In data mining, be it performed by learning algorithms or conventional statistical methods, it really pays to take a good look at your data before embarking on a complex, usually time consuming modeling
process. It's true that evolutionary algorithms are particularly well equipped to deal with noisy data, but the better the data you feed them the better the models they produce.
Automatic Problem Solver helps you find missing and invalid (usually nominal) values in your data sets and prompts you to fix them before they are used for modeling. But the preparation of a well balanced data set should be done before loading the data into APS, and we recommend you to particularly take care of the following:
- Avoid using duplicated samples for they can bias the modeling process considerably.
- Choose a well balanced data set.
- Choose a reasonable number of samples for training.
An excessively large data set will slow the modeling process unnecessarily. If you have access to huge data bases it’s good practice to use the surplus samples for testing instead. A good rule of thumb consists of using about 8-10 samples for each independent variable in your training data.
Check your data sets carefully for inaccurate values. Typographical or measurement errors generally cause outliers that can be detected by graphing one variable at a time.
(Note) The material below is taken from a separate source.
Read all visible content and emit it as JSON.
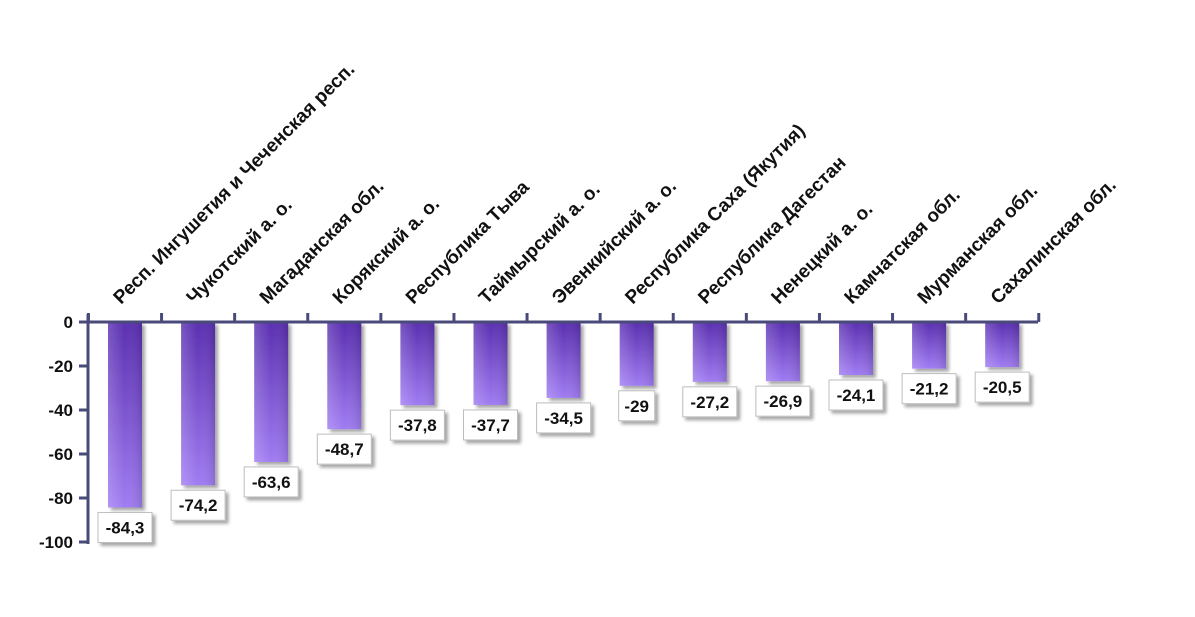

Data cleaning is a time-consuming and labor-intensive procedure, but one that is absolutely necessary for successful modeling. The
graphical visualization tools of APS 3.0 make it easy to identify outliers, which may well represent errors in the data files. After loading your data into APS, in the
Data Panel you can visualize the distribution of values for each variable and also plot each independent variable against the dependent variable, or each attribute against the class value for classification problems.
|